Install the Operator using Helm:

$ helm install --wait --generate-name \
    -n gpu-operator \
    nvidia/gpu-operator \
    --version=v24.9.1 \
    --set hostPaths.driverInstallDir=/home/kubernetes/bin/nvidia \
    --set toolkit.installDir=/home/kubernetes/bin/nvidia \
    --set cdi.enabled=true \
    --set cdi.default=true \
    --set driver.enabled=false

Set the NVIDIA Container Toolkit and driver installation path to /home/kubernetes/bin/nvidia. On GKE node images, this directory is writable and is a stateful location for storing the NVIDIA runtime binaries.

To configure MIG with NVIDIA MIG Manager, specify the following additional Helm command arguments:

--set migManager.env[0].name=WITH_REBOOT \
--set-string migManager.env[0].value=true

Using NVIDIA Driver Manager

Perform the following steps to create a GKE cluster with the gcloud CLI and use the Operator and NVIDIA Driver Manager to manage the GPU driver. The steps create the cluster with a node pool that uses a Ubuntu and containerd node image.

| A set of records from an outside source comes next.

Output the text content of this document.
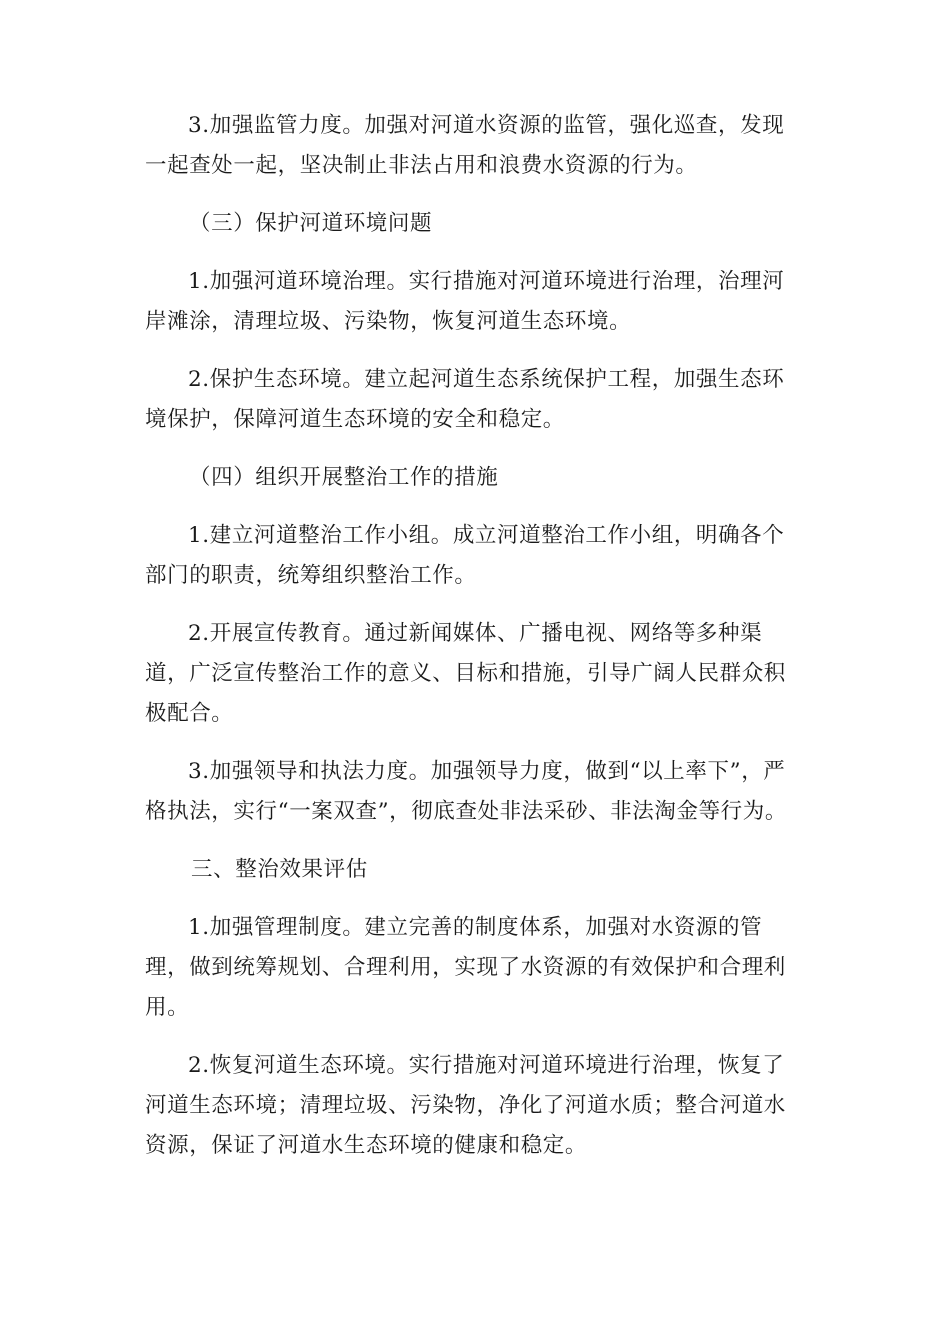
3.加强监管力度。加强对河道水资源的监管，强化巡查，发现一起查处一起，坚决制止非法占用和浪费水资源的行为。

（三）保护河道环境问题

1.加强河道环境治理。实行措施对河道环境进行治理，治理河岸滩涂，清理垃圾、污染物，恢复河道生态环境。

2.保护生态环境。建立起河道生态系统保护工程，加强生态环境保护，保障河道生态环境的安全和稳定。

（四）组织开展整治工作的措施

1.建立河道整治工作小组。成立河道整治工作小组，明确各个部门的职责，统筹组织整治工作。

2.开展宣传教育。通过新闻媒体、广播电视、网络等多种渠道，广泛宣传整治工作的意义、目标和措施，引导广阔人民群众积极配合。

3.加强领导和执法力度。加强领导力度，做到“以上率下”，严格执法，实行“一案双查”，彻底查处非法采砂、非法淘金等行为。

三、整治效果评估

1.加强管理制度。建立完善的制度体系，加强对水资源的管理，做到统筹规划、合理利用，实现了水资源的有效保护和合理利用。

2.恢复河道生态环境。实行措施对河道环境进行治理，恢复了河道生态环境；清理垃圾、污染物，净化了河道水质；整合河道水资源，保证了河道水生态环境的健康和稳定。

Create the cluster by running a command that is similar to the following example:

$ gcloud beta container clusters create demo-cluster \
    --project <project-id> \
    --location us-west1 \
    --release-channel "regular" \
    --machine-type "n1-standard-4" \
    --accelerator "type=nvidia-tesla-t4,count=1" \
    --image-type "UBUNTU_CONTAINERD" \
    --node-labels="gke-no-default-nvidia-gpu-device-plugin=true" \
    --disk-type "pd-standard" \
    --disk-size "1000" \
    --no-enable-intra-node-visibility \
    --metadata disable-legacy-endpoints=true \
    --max-pods-per-node "110" \
    --num-nodes "1" \
    --logging=SYSTEM,WORKLOAD \
    --monitoring=SYSTEM \
    --enable-ip-alias \
    --default-max-pods-per-node "110" \
    --no-enable-master-authorized-networks \
    --tags=nvidia-ingress-all

Creating the cluster requires several minutes.